New balls for table tennis bizarre - Andrew Baggaley
British Olympian Andrew Baggaley has said plans to change table tennis balls are "bizarre".
The International Table Tennis federation will introduce "poly balls" from July 2014.
"It's really bizarre. I don't know any other sport that's had as many changes," Baggaley told BBC East Sport.
New balls please
Players who have tested the new ball found that:
- Ball seems to move slower
- Ball has a higher bounce
- Ball makes a sound like a defected ball
- Control and feeling are good
- Expect longer rallies
- Defensive players may find advantage
"I don't really understand the reasons for the change, because I believe the pecking order in world table tennis will remain the same."
The current balls are made of celluloid, but will be replaced by a plastic material.

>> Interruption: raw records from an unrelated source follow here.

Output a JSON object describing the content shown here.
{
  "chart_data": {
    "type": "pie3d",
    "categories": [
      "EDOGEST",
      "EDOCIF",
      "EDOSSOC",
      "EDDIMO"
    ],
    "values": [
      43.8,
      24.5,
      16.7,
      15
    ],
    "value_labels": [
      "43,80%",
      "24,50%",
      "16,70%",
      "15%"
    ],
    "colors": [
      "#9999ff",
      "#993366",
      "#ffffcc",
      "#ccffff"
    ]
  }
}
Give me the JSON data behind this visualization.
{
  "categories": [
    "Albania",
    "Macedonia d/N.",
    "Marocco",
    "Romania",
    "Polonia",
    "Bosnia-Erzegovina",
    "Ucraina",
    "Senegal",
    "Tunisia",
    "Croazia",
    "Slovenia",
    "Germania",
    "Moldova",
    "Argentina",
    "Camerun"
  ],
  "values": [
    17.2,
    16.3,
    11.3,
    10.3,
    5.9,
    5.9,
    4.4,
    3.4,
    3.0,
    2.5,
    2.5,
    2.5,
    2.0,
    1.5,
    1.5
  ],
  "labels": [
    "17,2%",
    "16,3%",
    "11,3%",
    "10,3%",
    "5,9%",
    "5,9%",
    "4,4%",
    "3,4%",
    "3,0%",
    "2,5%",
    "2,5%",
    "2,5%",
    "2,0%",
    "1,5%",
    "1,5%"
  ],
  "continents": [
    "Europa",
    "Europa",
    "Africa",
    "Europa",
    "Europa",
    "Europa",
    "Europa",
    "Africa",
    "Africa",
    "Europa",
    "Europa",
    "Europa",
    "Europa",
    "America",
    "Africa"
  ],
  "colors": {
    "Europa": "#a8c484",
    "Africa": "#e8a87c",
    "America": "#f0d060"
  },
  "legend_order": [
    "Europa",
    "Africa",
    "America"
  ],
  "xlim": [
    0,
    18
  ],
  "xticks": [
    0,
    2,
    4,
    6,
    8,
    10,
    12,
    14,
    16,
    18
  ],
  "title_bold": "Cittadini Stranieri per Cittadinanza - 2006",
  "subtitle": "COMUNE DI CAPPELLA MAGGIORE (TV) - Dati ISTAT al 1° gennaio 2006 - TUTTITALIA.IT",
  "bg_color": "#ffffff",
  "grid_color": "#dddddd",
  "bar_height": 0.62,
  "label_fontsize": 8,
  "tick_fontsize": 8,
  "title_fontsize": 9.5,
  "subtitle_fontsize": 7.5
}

During tests the ITTF discovered players generally found the new ball to be slower with a higher bounce, which could potentially increase rally length.
Table tennis is accustomed to change, with adjustments made to the scoring system, size of the ball, service action and type of glue used on the rubber of bats in the past 10 years.
"Once the ball changes, the equipment tends to change with it." added Milton Keynes-based Baggaley, 30, who was part of Team GB at London 2012 and is a five-time Commonwealth Games medal winner.
"I don't think it will change anything dramatically, like affecting the Chinese dominance in the sport.
"Players who have played with it tell me it's less spin and it's a little slower with a truer bounce. They also say the ball sounds like it's broken."
Next year's Commonwealth Games in Glasgow start the same month as the proposed ball change will take place.
But Games officials will be left to decide whether they stick with the old style or switch to the new.
"I hope they don't change the ball before the Commonwealths, it does concern me slightly, because that will affect all the players and the preparations," said Baggaley.